Sunday, October 25, 2009

Halloween

I can't sleep.

But! I did get a late night epiphany as to what my Halloween costume should be. An integral part of my costume will be a pair of shorts. Short shorts. Showing off the legs this year :)

Top choices are:
1. Lifeguard
2. Gay X-Man
3. Hot Gay Nerd
4. Something random with minimal clothing

I'm leaning toward the Gay X-Man and Hot Gay Nerd because they'd be relatively inexpensive, I could use things I own, and they'd be a lot of fun. For the X-Man costume, I'd make a t-shirt and probably keep that one to wear regularly. For the Hot Gay nerd, I'd probably just wear shorts, a pair of Chucks, and glasses with the lenses popped out.
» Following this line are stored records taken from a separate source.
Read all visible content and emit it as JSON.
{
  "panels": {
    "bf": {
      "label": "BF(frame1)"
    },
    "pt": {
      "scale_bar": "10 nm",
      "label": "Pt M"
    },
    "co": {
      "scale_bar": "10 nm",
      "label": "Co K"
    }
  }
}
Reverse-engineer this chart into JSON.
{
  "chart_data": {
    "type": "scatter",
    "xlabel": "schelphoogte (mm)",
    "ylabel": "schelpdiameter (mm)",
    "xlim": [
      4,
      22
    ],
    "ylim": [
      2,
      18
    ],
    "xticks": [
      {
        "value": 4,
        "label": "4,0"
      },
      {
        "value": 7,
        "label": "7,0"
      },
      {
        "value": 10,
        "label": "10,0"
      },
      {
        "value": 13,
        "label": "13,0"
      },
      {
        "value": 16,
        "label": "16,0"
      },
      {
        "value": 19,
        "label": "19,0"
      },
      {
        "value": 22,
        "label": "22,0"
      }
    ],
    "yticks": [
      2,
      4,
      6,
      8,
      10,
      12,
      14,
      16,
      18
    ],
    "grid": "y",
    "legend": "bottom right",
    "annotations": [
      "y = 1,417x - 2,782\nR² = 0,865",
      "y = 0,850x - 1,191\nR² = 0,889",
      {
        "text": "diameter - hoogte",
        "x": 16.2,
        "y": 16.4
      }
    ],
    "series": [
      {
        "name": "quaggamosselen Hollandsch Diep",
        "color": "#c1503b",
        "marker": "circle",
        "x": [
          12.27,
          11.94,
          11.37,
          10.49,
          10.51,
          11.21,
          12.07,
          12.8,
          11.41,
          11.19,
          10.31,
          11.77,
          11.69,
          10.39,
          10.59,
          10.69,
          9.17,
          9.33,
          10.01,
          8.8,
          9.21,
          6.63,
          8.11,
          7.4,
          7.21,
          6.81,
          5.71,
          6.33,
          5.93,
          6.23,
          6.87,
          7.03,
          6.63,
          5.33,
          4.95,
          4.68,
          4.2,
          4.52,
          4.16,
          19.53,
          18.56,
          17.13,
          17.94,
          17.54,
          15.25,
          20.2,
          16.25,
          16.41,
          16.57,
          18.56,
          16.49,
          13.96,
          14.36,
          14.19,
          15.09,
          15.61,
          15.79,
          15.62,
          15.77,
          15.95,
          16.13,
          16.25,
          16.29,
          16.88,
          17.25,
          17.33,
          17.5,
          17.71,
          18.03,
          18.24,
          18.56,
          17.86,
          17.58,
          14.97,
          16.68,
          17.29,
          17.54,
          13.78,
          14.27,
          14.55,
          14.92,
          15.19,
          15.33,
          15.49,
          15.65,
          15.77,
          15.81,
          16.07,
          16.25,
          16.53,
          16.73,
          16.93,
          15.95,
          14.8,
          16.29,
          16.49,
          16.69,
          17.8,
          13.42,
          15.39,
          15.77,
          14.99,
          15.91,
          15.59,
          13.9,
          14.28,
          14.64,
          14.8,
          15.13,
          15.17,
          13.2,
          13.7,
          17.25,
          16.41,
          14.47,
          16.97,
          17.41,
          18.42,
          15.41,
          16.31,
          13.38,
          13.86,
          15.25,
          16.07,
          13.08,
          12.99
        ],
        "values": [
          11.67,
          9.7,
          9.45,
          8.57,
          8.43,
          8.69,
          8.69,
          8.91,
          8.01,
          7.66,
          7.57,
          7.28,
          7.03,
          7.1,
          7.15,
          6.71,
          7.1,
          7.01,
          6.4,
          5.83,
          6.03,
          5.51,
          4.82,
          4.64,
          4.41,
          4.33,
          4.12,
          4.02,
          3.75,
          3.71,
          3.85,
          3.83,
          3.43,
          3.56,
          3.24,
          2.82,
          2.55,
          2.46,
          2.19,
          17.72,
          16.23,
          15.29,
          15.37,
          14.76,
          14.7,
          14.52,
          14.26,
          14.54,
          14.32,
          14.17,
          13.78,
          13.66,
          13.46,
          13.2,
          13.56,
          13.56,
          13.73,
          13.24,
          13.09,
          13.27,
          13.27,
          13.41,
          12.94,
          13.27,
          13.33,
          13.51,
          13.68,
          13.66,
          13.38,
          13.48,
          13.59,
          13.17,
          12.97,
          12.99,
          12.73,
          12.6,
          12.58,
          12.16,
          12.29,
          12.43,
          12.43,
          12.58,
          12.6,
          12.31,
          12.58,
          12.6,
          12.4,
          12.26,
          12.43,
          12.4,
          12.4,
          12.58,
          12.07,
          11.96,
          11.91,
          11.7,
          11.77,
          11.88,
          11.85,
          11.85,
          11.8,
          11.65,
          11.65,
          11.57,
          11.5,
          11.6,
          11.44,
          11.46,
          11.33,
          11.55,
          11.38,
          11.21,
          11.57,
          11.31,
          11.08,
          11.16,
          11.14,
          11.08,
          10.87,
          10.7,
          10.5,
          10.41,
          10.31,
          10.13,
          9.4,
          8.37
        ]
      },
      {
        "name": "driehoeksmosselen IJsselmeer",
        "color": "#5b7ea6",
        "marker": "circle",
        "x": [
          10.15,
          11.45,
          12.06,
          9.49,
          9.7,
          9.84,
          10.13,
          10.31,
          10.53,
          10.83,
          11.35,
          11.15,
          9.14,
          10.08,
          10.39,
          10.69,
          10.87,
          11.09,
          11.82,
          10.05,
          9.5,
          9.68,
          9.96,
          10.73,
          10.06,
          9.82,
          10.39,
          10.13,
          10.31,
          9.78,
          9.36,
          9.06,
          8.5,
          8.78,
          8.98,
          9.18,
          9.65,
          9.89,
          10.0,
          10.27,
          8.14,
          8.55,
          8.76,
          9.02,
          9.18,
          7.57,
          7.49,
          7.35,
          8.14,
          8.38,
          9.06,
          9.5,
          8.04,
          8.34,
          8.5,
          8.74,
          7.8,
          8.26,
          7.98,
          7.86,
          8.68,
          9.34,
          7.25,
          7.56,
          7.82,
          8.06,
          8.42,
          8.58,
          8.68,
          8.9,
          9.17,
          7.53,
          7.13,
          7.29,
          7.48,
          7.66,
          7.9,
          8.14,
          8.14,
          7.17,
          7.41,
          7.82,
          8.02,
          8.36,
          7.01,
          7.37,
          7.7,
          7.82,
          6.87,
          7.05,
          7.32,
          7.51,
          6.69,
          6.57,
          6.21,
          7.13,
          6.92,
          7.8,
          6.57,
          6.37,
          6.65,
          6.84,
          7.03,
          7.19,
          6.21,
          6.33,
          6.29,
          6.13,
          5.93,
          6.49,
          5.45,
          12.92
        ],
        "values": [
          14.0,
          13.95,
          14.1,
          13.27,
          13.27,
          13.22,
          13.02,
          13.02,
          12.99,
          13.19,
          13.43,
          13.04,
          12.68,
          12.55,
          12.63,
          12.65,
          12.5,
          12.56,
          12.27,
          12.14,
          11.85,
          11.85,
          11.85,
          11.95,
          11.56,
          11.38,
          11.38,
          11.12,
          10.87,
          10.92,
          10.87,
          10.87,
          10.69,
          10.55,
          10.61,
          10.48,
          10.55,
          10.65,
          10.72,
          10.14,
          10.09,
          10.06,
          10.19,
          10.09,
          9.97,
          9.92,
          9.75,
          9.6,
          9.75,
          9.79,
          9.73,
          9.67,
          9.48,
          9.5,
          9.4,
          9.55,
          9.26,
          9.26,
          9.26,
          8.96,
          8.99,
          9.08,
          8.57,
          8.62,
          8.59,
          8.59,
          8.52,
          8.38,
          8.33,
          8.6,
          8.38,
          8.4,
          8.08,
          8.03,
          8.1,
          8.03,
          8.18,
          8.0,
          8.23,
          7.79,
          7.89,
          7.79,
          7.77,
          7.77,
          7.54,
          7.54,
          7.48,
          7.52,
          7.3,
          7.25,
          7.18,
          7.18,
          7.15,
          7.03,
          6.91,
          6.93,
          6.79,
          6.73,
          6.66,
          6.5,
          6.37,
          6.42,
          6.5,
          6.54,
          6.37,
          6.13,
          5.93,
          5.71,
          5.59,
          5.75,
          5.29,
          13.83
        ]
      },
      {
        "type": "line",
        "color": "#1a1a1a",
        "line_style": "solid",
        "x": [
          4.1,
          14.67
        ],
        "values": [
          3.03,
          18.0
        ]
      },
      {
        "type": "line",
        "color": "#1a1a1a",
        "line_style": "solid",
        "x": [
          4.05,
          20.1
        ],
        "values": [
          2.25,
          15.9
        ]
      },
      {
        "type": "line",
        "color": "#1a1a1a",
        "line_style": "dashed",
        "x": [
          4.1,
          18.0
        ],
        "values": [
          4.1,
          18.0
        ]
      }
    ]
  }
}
This sounds like it'll be the most fun Halloween I've had in a long time.

I hope it works out!

Tuesday, September 2, 2008

The Way That Seems Right Leads to Death

On my infrequent sojourn into that good book we all know as the Bible this morning, I came across a verse:

Proverbs 14:12
There is a way that seems right to man, but in the end it leads to death

Of course, I thought nothing but of my own personal covenant with God. The point where I realized that no, you can't pray the gay away, is where things took a turn (seemingly) for the better. I stopped crying and I went to God in prayer, and I said:

Dear Lord,
I come to you, realizing that this "change" is pretty permanent. But, instead of fighting another useless fight, I want to try something new. I want to show you that I can live my life for you (note: developing story), all the while not forsaking the nature that you've given me. I don't believe I can truly be happy while trying my whole life not to be gay. There are countless other sins that don't involve the nature of a man or woman, that, while difficult, can still be discarded. What happiness is there in denying oneself? Am I missing the message in sacrificing life for you? What I'm trying to say is, I want to be happy. And I'm going to try. With you there, but not as a man hiding himself from the world.

Of course, artistic liberties have been taken considering that prayer is years old. What got me thinking even more about that was when I searched for that verse on the net. I found an essay, which could've easily been a sermon. While it did make sense and I found myself relating to most of it, the last point was jarring: once we leave morality delegated by the Bible, we begin to rely on human reasoning and mark our paths into Hell.

I don't know if I can really take that to heart, at all. The Bible can be just as hurtful as it is helpful, which could explain my very awkward and painful teenage years. Trying to cope with the message of God while trying to understand yourself in anyway isn't always easy unless you're born a WASP, in my opinion. And I don't think that people use the Bible as the universal, in every sense of the word, moral guide because we often get things wrong, as I could be doing right now, and innocents get hurt because of that.

Sometimes, this seems right. But did God intend for me to live a life of depression and self-restriction so I can be closer to him? Is it not possible to find a man to love in the light of God? How is this supposed to work...?

I'd feel like I was letting myself down if I chose to completely live for God, let go of the homosexuality and everything, but am I letting him down by living for him and trying to live for myself all the same?

Consider this sacrilege or not, but there is a very good reason that I choose to cling to God instead of man or the "word."